NAIROBI, Kenya — Hailing the importance of his current visit to four African countries, Prime Minister Benjamin Netanyahu on Monday vowed to further expand Israel’s ties with the entire continent, so much so as to eliminate the so-called automatic majority against the Jewish state in international forums such as the United Nations.
After concluding a summit with African leaders from seven countries in Entebbe, Uganda, Netanyahu said that the number of countries in the continent seeking to actively cooperate with Israel would continue to increase. This would lead to a change in African nations’ voting patterns, he said, though he stopped short of announcing any concrete promises made to him by the leaders he met earlier in the day.
“We want this alliance, this alliance can gradually change — it will take time — but we have set a goal,” he told reporters aboard his plane as it neared Nairobi airport.
“It might take a decade, but we will change the automatic majority against Israel. That’s something that has never been possible in the past… We are a country with values that is sought after by countries in the world. We have many admirers in the world,” he said in response to a question from The Times of Israel.
The first signs of a changing voting pattern could be seen already last September, at the International Atomic Energy Agency’s General Conference in Vienna, during which Egypt had proposed a resolution calling for an international inspections regime for Israel’s nuclear facilities. The resolution failed to garner a majority.
“Some [African] countries voted for us, or not against us. This trend will continue,” the prime minister said.
Netanyahu also cited Tanzania’s stated intention to open its first-ever embassy in Israel as a further sign of warming ties between the continent and the Jewish state.
After his current tour through East Africa, Netanyahu is planning a similar visit to the Western part of the continent in the future, he said, declining to name the countries he intends to visit.
The premier also dismissed reports of a new investigation against him. “Every time I go abroad they come up with some investigation. It’s nonsense,” he said
Earlier on Monday, at the beginning of a summit with leaders from seven African states — Uganda, Rwanda, Ethiopia, Kenya, Tanzania, South Sudan, and Zambia — Netanyahu spoke of a “monumental change in the relations between Israel and Africa,” calling the meeting at Entebbe’s presidential palace a “milestone.”
“I believe in Africa.

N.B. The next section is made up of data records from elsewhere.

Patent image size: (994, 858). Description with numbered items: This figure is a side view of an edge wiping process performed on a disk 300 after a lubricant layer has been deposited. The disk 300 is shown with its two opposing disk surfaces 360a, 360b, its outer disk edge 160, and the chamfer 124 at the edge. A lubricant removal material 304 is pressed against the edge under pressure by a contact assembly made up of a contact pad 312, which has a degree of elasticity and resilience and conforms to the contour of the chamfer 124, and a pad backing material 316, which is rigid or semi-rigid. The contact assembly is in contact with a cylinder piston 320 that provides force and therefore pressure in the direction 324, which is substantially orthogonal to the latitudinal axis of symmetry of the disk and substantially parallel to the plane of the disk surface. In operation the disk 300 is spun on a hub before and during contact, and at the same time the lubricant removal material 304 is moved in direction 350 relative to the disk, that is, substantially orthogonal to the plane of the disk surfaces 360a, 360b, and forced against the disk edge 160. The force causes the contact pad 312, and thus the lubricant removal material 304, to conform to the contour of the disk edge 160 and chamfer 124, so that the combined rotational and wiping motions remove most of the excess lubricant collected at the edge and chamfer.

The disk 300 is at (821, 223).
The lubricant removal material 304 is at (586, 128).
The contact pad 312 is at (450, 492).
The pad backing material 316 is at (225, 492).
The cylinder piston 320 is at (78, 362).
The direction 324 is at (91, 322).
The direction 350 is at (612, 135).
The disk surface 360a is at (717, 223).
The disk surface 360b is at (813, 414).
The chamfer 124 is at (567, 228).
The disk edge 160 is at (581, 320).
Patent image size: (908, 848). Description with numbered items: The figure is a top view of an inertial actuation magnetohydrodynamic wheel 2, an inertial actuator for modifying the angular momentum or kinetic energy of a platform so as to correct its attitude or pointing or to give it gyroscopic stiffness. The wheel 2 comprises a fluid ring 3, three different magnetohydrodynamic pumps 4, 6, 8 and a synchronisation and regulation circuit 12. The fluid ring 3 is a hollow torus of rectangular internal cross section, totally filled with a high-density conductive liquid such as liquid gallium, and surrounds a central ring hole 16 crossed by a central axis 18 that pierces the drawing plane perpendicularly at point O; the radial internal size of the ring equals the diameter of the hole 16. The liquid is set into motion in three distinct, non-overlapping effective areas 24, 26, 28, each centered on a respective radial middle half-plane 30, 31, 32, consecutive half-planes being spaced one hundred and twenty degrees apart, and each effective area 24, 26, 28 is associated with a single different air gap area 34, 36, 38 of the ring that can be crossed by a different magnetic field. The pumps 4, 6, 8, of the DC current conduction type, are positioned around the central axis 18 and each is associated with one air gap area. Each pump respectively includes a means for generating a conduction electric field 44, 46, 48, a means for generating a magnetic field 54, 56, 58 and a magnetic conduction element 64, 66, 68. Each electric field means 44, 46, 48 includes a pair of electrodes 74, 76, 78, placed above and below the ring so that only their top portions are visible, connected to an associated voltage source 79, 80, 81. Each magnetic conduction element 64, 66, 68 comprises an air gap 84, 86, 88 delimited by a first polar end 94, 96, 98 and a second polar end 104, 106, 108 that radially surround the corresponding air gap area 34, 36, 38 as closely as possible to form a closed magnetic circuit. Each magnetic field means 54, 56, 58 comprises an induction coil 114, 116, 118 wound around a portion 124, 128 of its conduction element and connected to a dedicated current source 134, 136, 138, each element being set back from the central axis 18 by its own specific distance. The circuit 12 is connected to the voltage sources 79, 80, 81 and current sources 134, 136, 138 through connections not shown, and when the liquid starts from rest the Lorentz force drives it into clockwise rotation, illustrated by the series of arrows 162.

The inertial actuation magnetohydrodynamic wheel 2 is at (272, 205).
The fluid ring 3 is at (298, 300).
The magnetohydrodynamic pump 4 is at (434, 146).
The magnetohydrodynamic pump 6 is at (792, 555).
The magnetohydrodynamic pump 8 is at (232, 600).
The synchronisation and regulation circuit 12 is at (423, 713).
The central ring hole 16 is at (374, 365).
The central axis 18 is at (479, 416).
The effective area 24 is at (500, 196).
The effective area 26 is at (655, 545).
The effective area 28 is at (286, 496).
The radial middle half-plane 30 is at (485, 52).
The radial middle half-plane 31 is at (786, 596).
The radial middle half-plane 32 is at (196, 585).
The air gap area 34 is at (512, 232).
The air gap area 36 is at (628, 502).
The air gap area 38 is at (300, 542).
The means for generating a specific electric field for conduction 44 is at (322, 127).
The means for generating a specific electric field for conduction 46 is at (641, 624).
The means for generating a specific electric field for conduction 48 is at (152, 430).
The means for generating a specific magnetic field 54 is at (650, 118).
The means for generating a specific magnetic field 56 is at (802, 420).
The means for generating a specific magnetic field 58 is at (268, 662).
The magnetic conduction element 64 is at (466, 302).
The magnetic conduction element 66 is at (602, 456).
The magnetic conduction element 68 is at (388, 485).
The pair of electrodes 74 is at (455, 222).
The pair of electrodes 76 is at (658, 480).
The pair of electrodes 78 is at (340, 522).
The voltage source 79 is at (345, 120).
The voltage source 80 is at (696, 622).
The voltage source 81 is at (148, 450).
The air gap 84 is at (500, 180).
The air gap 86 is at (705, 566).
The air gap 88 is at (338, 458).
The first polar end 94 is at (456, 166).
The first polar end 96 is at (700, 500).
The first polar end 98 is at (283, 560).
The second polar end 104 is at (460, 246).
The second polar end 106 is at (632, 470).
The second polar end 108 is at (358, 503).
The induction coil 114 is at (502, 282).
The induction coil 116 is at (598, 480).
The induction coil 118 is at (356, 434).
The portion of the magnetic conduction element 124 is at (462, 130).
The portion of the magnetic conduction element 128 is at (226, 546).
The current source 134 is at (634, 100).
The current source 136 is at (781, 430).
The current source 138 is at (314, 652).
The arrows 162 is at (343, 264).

I believe in your future and I believe in our partnership for this future,” the prime minister said. “And I believe that this meeting will be seen as a turning point in Israel’s ability to reach a broad number of African countries, which is our goal.”
At a regional counter-terrorism summit that was held in the framework of Netanyahu’s visit to Entebbe, the prime minister and the presidents of the seven African nations issued a joint declaration that reinforced Netanyahu’s statement.
“This summit heralds the opening of a new era in relations between Israel and the countries of Africa,” the statement read.
Israel and the seven African nations pledged to further cooperation on a wide range of fields, chiefly among them counter-terrorism and technology.
The African countries further said they “look forward to the African Union promptly re-granting observer status to the State of Israel,” the joint statement read. “This step will reflect the friendship and be mutually beneficial to both parties.”
Israel once had observer status at the AU but lost it due to pressure from Northern African Arab states a decade ago.
Reflecting on the event marking the 40th anniversary of Israel’s daring hostage rescue operation at Entebbe airport, Netanyahu said it was remarkable that Ugandan President Yoweri Museveni declared in his speech that Israel was right to launch a raid seeking to free the hostages.
“It’s amazing that the president of a country that we entered, and where we killed soldiers from that country, justified our actions and even held a ceremony to commemorate it,” Netanyahu said during the briefing for the traveling press.
Museveni oddly referred to Israel in his speech as “Palestine,” but Netanyahu said the president had later explained to him that he meant to refer to the territory of Mandatory Palestine.